まさに絶体絶命、俺もここまでか。そう虎徹が覚悟した時、落ちていく身体がふわりと浮いた。
「あっ……」
それは初めての感覚ではない。ずっと以前にも同じようなシチュエーションで、虎徹はバーナビーに助けられた。それが二人の出会いだった。
「何やってるんですか、おじさん」
「……バニー?」
「能力切れてるくせに、かっこつけないで下さい。僕が来なかったらどうするつもりだったんですか」
バーナビーにお姫様抱っこされたまま、虎徹は涙が零れ落ちそうになるのを笑ってごまかす。
「俺は、……お前が必ず来るって信じていたからな」
虎徹を地上へと降ろし、バーナビーは犯人の元へと駆けていく。その背中を虎徹は目を細めて見送った。
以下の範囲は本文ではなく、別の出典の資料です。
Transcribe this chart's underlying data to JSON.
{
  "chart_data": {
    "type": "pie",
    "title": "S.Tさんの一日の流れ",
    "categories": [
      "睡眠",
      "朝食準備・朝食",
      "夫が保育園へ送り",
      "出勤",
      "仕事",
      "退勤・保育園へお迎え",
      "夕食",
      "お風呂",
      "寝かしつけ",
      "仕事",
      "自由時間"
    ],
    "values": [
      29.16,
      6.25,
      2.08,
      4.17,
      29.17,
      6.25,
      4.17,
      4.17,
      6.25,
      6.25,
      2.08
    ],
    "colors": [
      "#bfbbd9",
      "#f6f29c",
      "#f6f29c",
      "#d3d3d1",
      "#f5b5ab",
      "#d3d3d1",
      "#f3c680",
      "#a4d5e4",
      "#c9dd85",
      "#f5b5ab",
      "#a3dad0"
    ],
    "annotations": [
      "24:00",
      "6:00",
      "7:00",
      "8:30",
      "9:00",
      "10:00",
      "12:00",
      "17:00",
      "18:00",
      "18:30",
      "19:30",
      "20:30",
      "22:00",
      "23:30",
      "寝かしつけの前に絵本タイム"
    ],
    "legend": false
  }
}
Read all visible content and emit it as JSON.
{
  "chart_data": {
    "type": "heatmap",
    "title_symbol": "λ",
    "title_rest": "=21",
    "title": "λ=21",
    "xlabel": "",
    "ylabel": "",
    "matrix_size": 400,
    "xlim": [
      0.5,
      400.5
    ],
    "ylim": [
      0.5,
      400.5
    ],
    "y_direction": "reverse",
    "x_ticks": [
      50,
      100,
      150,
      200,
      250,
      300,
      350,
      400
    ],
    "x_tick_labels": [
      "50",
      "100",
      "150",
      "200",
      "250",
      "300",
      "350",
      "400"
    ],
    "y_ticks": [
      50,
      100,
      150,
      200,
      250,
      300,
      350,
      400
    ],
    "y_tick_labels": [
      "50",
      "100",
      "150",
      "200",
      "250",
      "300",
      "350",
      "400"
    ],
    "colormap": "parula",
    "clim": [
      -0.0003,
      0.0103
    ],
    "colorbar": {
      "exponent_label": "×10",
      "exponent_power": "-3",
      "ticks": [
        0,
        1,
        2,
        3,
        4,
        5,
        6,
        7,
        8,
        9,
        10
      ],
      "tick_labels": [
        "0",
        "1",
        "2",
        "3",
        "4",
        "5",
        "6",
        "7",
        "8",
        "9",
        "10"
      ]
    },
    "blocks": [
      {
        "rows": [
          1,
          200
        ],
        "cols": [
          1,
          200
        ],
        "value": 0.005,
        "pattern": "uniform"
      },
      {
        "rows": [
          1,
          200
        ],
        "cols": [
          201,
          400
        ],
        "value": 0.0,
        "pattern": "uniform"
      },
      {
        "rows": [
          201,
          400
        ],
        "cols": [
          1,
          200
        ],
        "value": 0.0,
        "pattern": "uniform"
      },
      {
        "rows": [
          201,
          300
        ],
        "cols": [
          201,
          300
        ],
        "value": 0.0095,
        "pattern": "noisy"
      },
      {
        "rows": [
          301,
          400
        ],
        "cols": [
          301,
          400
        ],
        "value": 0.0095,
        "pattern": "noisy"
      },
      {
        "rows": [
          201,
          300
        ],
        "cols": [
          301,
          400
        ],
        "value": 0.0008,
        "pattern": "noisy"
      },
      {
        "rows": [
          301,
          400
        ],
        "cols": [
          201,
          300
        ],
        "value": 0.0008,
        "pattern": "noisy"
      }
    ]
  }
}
スカイハイが風を起こしぐるぐるとヘリを回す。ヘリの中で犯人は意識を失い、操縦士を失い落下していくヘリをブルーローズが海面の水を凍らせて空中でキャッチする。凍り付いたヘリの扉をバーナビーがこじ開け、ヒーローTVのカメラマンもヘリを運転していた犯人本人も確保し、事件は無事解決した。
「さすがだな、バニー」
「虎徹さんこと、よく犯人があのヘリにいるってわかりましたね」
「なんか飛び方がいつもと違ったからな、操縦がへたくそでさ」
「さすがです」
「そうでもねーよ、それより、お前が来てくれて助かった。ありがとうな」
「当然のことをしたまでです。僕はヒーローですから」
二人きりのトランスポーターの中で、虎徹とバーナビーは何事もなかったかのように会話を交わした。バニーとの、バディとしてのこの距離感は心地好い。けど、俺はお前に伝えたいことがある。この関係は変わってしまうかもしれないけれど、俺はもうバニーに気を遣わせたり淋しそうな瞳をさせたくはない。意を決して、虎徹は口を開いた。